You know how it feels. It is five in the afternoon, or Sunday evening, or right when you close your laptop after a long day. It starts as a faint pull. Then it becomes a thought. Then you are already on your way to the fridge, the phone, the bottle — something.
It is not random. Nor is it a personality flaw. It is your brain doing exactly what it is built to do.
The brain is not built for sobriety. It is built for survival.
The reward system — the network of structures in the brain governing motivation, pleasure and craving — is one of evolution's most refined systems. It is designed to drive us to seek food, connection, safety. Each time we find what we are looking for, dopamine is released, and the brain stores the information: this worked, do it again.
In a world of natural rewards, the system works well. But in our world — filled with sugar, alcohol, social media, rapid dopamine in every pocket — the system can easily start playing tricks on us.
Natural rewards like food, social contact and movement activate the reward system in a regulated and sustainable way. But artificial stimuli like alcohol and drugs can hijack the system and trigger an abnormally high dopamine release — and over time the brain adapts by reducing its natural dopamine production and receptor sensitivity.
Translated into everyday language: the more we turn to quick fixes, the harder it becomes to feel satisfied without them.
The void nobody talks about
There is a state that has neither a good name in everyday English nor a simple word in any other language — but most people recognise it. It is not depression. It is not anxiety. It is a kind of low-level restlessness. A feeling that something is missing, without quite knowing what.
Neurobiologically it has a name: anti-reward state. It is the state the brain enters when the reward system has adapted to recurring stimulation. Research describes it as a state of diminished reward system function combined with the recruitment of an “anti-reward system” — the brain oscillates between compulsive reward-seeking and a chronic stress state.
That is the void. And it is not weakness — it is neurobiology.
Why the craving returns even when you know better
One of the most frustrating experiences for someone trying to change a behaviour is that knowledge is not enough. You know a glass of wine won't solve the problem. You know that scrolling won't give you what you're looking for. And yet you do it anyway.
This is because the dopamine system does not work with logic — it works with association and anticipation. In addiction and habit, the dopamine system is triggered by cues associated with the reward — a place, a time of day, a feeling — creating heightened motivation to seek the substance alongside a weakened capacity for self-regulation.
That is why five o'clock feels different from three o'clock. It is not that you are weak. It is a learned pattern in the brain's chemistry.
What actually changes the system
The good news: the brain has plasticity. It can relearn. And there are factors that actively support that process.
1. Glutamate balance
As described in the article on NAC, the glutamate system plays a central role in cravings and impulse control. Chronic alcohol consumption leads to a hyperglutamatergic brain — a state of chronic overactivation in the circuits governing reward and memory.

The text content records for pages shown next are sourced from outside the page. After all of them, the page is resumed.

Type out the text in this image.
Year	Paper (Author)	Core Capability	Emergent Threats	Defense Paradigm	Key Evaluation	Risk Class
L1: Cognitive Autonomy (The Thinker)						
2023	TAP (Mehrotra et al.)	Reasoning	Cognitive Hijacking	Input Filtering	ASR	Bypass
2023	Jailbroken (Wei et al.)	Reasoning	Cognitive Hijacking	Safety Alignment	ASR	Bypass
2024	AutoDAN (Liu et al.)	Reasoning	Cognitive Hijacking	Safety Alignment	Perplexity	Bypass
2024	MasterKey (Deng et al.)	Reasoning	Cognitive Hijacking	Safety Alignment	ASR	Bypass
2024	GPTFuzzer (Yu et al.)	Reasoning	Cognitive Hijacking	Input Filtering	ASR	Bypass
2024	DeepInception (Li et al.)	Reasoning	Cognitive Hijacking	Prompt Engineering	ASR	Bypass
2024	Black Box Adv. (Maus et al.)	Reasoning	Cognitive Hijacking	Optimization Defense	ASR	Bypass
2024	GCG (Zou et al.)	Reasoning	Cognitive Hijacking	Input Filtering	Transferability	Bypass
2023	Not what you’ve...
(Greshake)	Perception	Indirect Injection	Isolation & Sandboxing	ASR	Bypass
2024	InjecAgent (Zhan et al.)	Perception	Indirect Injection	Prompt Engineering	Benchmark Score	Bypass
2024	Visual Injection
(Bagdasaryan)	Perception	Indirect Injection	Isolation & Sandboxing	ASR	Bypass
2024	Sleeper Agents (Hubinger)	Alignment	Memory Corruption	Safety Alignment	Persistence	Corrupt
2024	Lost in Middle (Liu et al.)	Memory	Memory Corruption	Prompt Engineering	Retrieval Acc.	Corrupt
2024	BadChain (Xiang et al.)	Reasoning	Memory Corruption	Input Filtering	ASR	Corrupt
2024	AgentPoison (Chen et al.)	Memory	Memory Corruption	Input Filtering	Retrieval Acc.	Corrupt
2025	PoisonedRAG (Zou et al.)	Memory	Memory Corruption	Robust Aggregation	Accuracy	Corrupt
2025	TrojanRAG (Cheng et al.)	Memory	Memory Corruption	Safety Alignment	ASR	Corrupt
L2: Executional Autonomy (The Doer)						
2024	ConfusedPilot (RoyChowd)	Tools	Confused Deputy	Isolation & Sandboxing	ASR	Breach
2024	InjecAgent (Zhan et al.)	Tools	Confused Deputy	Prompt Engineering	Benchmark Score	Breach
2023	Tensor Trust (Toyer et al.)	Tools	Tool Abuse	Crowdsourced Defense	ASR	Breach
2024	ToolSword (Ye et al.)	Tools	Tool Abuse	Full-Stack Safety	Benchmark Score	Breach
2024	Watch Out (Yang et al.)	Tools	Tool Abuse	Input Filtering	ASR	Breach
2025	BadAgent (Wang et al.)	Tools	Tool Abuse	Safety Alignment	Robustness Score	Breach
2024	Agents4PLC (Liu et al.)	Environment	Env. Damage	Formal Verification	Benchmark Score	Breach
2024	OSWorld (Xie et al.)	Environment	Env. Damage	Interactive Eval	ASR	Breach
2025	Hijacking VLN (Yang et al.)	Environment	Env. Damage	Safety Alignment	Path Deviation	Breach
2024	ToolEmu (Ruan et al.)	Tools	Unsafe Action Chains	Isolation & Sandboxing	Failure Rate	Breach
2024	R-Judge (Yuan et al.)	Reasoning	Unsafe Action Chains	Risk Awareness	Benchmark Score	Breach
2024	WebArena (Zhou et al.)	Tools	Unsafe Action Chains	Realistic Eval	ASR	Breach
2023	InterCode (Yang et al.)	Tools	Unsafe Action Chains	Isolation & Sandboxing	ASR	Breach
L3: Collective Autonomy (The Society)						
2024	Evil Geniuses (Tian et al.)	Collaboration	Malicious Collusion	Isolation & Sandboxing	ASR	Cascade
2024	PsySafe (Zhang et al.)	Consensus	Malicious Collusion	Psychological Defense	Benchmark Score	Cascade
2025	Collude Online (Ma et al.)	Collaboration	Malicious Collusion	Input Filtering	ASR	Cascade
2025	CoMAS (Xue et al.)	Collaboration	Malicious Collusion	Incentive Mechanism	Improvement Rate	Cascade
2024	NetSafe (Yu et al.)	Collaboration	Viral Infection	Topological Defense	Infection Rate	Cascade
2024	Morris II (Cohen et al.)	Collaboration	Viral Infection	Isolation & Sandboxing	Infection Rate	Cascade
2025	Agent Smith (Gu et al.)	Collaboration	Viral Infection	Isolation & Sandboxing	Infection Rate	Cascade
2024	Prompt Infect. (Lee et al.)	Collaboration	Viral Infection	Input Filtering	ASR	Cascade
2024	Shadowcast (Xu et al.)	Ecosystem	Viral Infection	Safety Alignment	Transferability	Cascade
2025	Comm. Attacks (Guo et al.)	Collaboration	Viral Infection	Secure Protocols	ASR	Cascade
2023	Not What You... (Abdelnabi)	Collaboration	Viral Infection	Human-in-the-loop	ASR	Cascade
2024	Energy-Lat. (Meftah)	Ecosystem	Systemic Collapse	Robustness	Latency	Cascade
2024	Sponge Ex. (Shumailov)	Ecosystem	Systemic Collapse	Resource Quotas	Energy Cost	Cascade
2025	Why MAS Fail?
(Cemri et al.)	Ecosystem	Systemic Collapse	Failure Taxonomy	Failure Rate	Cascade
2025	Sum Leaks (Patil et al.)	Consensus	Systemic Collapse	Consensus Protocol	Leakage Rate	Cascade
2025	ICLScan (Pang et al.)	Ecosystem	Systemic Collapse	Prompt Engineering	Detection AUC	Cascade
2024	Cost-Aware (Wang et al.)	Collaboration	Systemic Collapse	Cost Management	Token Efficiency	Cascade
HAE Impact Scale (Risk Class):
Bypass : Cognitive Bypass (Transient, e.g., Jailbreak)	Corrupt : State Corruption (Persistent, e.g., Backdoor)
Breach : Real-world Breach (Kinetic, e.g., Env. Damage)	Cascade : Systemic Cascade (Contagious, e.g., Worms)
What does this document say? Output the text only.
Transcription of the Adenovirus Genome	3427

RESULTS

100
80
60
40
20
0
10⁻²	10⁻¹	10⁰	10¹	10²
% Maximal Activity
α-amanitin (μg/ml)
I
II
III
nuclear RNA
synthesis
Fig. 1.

Supporting glutamate balance is one of the most directly relevant interventions for quieting the background noise of craving that many people describe.
2. Nervous system stability
Myo-inositol, magnesium and B vitamins play a role in the signalling that regulates mood and stress response. A nervous system in chronic imbalance is a nervous system constantly seeking recovery — often via the fastest routes it knows.
3. The ritual itself
It is often underestimated: having a daily ritual that gives something — rather than just removing something — serves an important psychological function. The brain does not always seek intoxication or relief; it often seeks meaning, structure and a sense of control. A conscious ritual can answer that need without borrowing from tomorrow.
Sitting with the void
There is a paradox in all of this: the only real way out of the void is to learn to sit with it a little longer. To tolerate that low-level restlessness without immediately filling it.
That is hard. It is entirely normal that it is hard. And it is not a project you need to take on alone, through sheer willpower and white knuckles.
It is a project where the brain needs the right conditions. Sleep quality, movement, social support — and yes, the right nutrition for the nervous system — all play a role. Not because they take away the void. But because they make it a little easier to be in it without needing to flee.
A final thought
It is easy to view cravings and impulses as a character problem — something you should be able to overcome with sufficient effort. But neuroscience describes a different picture: a brain that has adapted to artificial stimulation progressively loses its ability to experience satisfaction from natural rewards — and the individual becomes increasingly dependent on artificial stimulation just to feel normal.
It is not character. It is chemistry. And chemistry can be influenced.